Ганс, не отрываясь от окошка, заросшего ледяным плюшем, посреди
которого он выскоблил щелочку и расширил ее быстрым, пульсирующим
дыханием, цепко наблюдал за тем, как семь человек - пять мужчин и две
женщины, одетые по-американски, достаточно скромно и в высшей мере удобно,
но явно не для горнолыжных катаний, - топтались на месте, поглядывая то на
коттедж Отто Вальтера, то на прокатный пункт дона Антонио.
- Они меня не поймут, Макс, я же говорю по-английски с грехом
пополам! И потом я смущаюсь, я не умею заманивать, это унизительно!
- Ну-ну, - сказал Штирлиц и поднялся. - Попробую.
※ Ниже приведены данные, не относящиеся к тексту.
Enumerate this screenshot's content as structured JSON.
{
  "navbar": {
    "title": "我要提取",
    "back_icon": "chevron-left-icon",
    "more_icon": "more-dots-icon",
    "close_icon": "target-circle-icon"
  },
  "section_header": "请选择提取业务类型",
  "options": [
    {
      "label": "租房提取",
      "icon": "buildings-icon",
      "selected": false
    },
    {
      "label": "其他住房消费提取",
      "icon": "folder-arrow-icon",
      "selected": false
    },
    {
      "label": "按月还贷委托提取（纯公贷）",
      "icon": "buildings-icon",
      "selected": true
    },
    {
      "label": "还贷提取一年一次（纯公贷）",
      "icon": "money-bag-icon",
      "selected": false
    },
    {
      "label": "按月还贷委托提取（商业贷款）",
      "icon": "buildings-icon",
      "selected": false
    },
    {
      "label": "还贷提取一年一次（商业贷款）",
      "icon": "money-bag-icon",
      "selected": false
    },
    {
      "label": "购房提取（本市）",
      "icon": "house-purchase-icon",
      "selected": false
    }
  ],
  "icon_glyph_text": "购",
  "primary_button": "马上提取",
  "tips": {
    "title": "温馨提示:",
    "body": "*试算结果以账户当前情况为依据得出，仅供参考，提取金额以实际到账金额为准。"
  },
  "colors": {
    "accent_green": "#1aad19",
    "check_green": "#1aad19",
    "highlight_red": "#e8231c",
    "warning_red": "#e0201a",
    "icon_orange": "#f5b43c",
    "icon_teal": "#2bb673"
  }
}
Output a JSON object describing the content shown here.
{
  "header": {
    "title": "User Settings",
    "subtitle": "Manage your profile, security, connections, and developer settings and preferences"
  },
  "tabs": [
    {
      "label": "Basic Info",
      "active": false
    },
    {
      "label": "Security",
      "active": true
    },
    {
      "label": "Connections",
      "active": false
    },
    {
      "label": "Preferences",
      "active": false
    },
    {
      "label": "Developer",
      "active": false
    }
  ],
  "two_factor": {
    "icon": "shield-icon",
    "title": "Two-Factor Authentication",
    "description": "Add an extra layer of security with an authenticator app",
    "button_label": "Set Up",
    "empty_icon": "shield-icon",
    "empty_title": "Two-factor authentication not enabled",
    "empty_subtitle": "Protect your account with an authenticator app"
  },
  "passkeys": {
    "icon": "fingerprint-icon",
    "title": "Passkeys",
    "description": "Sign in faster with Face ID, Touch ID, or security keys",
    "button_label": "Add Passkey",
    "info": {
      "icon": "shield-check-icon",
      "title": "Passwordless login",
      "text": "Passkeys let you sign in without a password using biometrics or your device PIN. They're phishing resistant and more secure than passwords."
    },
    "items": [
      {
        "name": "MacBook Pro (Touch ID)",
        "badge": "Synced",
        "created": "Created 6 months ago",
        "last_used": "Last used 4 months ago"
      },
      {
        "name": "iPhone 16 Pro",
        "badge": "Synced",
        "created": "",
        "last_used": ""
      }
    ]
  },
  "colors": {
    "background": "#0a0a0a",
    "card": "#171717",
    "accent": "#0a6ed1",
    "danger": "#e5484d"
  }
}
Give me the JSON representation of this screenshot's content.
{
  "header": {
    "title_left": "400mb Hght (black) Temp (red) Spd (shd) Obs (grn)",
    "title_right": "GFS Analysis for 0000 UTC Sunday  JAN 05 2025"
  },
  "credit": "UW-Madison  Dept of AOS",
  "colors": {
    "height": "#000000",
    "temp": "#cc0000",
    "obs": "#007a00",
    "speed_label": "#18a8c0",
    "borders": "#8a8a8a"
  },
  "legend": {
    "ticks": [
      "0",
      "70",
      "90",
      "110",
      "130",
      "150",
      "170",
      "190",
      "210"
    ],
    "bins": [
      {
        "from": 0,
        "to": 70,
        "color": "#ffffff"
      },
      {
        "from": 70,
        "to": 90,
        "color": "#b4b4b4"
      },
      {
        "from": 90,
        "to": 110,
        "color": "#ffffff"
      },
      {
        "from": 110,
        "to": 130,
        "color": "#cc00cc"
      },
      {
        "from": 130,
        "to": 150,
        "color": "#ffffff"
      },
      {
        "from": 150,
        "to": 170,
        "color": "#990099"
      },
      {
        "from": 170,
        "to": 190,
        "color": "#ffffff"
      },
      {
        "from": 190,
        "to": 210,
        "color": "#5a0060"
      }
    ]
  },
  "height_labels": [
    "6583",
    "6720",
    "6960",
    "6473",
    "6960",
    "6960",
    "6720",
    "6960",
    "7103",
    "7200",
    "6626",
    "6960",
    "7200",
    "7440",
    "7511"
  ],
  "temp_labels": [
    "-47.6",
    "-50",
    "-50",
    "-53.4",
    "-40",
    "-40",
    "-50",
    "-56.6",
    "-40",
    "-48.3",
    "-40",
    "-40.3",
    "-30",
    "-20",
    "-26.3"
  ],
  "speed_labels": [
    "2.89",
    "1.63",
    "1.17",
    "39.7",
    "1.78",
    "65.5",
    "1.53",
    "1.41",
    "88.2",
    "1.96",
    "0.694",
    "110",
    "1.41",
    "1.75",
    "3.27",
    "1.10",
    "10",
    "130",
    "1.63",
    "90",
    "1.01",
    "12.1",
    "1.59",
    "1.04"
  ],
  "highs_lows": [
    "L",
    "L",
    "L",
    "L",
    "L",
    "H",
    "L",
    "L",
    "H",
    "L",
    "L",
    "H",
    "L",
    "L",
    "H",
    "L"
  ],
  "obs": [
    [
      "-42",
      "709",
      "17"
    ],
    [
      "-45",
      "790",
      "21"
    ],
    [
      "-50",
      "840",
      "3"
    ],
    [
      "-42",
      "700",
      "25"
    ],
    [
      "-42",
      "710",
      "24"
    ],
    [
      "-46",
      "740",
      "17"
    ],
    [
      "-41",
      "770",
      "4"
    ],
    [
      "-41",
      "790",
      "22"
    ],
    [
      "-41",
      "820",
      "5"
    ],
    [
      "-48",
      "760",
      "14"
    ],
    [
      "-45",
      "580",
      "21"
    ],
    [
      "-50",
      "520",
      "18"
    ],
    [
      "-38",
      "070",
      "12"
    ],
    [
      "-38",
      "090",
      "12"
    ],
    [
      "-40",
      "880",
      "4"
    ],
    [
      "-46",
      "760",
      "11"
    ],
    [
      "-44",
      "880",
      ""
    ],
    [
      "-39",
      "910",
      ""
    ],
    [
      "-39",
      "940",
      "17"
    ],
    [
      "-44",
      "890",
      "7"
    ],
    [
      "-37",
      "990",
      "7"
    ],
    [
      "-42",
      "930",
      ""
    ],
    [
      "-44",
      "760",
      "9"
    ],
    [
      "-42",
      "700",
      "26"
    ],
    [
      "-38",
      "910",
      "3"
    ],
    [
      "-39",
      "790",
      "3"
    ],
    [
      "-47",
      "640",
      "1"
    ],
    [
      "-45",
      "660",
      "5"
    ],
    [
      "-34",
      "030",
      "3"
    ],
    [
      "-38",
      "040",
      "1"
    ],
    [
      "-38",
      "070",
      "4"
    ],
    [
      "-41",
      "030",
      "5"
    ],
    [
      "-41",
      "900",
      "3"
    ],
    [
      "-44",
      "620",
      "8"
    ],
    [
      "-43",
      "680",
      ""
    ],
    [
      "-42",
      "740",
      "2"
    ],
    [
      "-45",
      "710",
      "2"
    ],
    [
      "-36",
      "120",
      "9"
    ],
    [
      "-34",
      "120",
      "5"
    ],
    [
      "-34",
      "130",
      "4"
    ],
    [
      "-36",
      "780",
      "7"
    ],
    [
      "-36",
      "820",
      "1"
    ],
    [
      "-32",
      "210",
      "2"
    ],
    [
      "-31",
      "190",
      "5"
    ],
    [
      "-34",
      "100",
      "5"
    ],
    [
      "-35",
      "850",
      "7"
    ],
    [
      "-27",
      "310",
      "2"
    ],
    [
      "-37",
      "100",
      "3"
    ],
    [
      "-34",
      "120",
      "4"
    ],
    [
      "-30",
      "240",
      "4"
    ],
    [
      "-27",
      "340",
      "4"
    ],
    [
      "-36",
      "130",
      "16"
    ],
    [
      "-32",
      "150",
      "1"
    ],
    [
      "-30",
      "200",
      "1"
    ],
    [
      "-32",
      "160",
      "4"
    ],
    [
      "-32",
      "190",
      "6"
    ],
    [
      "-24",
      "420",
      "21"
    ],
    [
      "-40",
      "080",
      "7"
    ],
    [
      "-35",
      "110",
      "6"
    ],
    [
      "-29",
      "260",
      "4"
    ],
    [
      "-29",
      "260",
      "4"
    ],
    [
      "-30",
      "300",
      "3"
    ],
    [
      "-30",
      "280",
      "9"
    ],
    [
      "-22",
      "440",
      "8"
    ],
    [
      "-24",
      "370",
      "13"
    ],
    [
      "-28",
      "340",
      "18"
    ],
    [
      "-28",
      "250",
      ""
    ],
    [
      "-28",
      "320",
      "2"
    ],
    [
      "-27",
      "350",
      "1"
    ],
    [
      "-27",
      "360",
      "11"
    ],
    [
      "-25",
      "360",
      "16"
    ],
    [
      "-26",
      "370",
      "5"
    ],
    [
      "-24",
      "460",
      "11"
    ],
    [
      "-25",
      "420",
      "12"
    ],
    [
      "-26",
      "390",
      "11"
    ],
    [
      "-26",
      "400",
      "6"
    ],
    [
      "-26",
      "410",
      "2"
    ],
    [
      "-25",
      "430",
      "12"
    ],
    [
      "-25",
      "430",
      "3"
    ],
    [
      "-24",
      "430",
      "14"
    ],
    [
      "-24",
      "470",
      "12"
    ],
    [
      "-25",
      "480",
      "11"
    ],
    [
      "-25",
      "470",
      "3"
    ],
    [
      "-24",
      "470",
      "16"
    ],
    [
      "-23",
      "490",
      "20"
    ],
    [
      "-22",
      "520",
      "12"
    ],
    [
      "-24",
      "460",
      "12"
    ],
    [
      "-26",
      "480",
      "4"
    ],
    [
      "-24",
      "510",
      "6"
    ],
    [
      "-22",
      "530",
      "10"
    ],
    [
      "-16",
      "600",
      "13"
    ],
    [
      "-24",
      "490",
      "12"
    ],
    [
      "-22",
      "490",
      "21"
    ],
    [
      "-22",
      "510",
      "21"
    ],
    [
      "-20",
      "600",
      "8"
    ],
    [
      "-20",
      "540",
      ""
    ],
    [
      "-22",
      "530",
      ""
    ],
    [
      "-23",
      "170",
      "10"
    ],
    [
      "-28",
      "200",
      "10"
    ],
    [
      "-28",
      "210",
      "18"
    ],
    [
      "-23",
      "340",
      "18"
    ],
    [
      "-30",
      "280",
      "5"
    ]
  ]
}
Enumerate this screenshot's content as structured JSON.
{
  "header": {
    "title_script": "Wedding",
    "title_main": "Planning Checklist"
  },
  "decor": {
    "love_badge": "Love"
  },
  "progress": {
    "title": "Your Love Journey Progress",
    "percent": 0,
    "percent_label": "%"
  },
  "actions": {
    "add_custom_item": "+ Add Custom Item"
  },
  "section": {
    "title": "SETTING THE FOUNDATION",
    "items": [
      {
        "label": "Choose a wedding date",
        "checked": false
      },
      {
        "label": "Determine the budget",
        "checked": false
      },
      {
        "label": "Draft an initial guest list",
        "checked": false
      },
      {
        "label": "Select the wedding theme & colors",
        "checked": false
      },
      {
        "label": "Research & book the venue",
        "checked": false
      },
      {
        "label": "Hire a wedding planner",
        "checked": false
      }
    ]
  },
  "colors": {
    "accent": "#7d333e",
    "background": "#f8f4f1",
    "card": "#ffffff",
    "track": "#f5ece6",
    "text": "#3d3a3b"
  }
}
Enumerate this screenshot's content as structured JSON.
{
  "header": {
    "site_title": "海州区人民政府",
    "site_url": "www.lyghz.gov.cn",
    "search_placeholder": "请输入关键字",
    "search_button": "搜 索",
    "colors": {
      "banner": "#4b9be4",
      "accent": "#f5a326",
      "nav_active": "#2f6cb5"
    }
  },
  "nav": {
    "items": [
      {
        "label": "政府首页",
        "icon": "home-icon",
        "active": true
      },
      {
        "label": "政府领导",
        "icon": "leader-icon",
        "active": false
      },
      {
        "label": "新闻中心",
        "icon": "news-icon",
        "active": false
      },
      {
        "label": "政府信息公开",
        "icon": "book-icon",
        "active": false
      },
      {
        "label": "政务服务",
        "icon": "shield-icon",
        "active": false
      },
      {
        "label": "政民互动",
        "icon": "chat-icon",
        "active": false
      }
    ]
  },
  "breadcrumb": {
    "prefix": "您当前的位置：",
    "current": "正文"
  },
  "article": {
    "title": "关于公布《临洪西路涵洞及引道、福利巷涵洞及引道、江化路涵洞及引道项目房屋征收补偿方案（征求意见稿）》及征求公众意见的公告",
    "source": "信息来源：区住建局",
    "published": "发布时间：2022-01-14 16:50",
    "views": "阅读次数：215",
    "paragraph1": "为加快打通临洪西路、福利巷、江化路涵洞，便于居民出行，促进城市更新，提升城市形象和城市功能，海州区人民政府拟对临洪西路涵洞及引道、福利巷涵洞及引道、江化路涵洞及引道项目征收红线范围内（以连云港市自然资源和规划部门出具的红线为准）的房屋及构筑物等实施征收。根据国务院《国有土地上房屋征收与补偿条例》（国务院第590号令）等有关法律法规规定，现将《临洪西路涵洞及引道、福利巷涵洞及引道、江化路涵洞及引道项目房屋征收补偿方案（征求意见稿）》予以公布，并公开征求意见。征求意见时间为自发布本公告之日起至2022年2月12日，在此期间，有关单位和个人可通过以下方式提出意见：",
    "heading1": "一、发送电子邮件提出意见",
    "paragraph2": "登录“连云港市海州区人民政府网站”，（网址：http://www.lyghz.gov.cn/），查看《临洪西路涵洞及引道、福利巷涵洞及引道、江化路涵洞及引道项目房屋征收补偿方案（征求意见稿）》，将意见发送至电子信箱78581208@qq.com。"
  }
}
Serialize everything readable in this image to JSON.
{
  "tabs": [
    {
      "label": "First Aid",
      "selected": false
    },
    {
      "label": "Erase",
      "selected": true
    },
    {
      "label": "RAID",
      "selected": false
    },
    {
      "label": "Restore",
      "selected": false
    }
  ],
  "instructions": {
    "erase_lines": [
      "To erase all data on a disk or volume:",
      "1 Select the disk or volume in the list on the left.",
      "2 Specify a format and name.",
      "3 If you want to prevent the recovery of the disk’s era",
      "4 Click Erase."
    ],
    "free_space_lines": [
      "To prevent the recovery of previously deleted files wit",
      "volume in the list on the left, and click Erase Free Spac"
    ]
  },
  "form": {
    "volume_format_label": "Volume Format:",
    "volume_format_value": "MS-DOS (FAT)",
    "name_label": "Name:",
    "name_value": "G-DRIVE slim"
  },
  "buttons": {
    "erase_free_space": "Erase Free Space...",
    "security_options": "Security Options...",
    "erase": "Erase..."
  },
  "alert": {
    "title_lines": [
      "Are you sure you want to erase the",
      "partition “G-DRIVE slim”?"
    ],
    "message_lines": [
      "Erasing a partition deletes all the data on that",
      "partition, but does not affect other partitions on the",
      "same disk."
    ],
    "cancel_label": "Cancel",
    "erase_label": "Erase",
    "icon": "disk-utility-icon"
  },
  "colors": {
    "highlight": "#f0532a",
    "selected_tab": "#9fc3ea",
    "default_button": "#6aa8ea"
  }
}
Пожелай мне ни пуха
ни пера.
На улице было достаточно холодно, но ветер с Кордильер уже не
задувал; значит, через час-другой солнце начнет припекать; снег прихвачен
ледяной корочкой, кататься нельзя, унесет со склона, разобьешься о камни;
пока-то американцев экипируешь, пока-то поднимешь на вершину, об®яснишь,
как надо п л у ж и т ь - спускаться, постоянно притормаживая, -
установится погода, день будет отменным.
- Я вас заждался, - крикнул Штирлиц американцам издали. - Уже полгода
жду! Всех катал - и англичан, и голландцев, и французов, - а вот настоящих
янки не поднимал на вершину ни разу!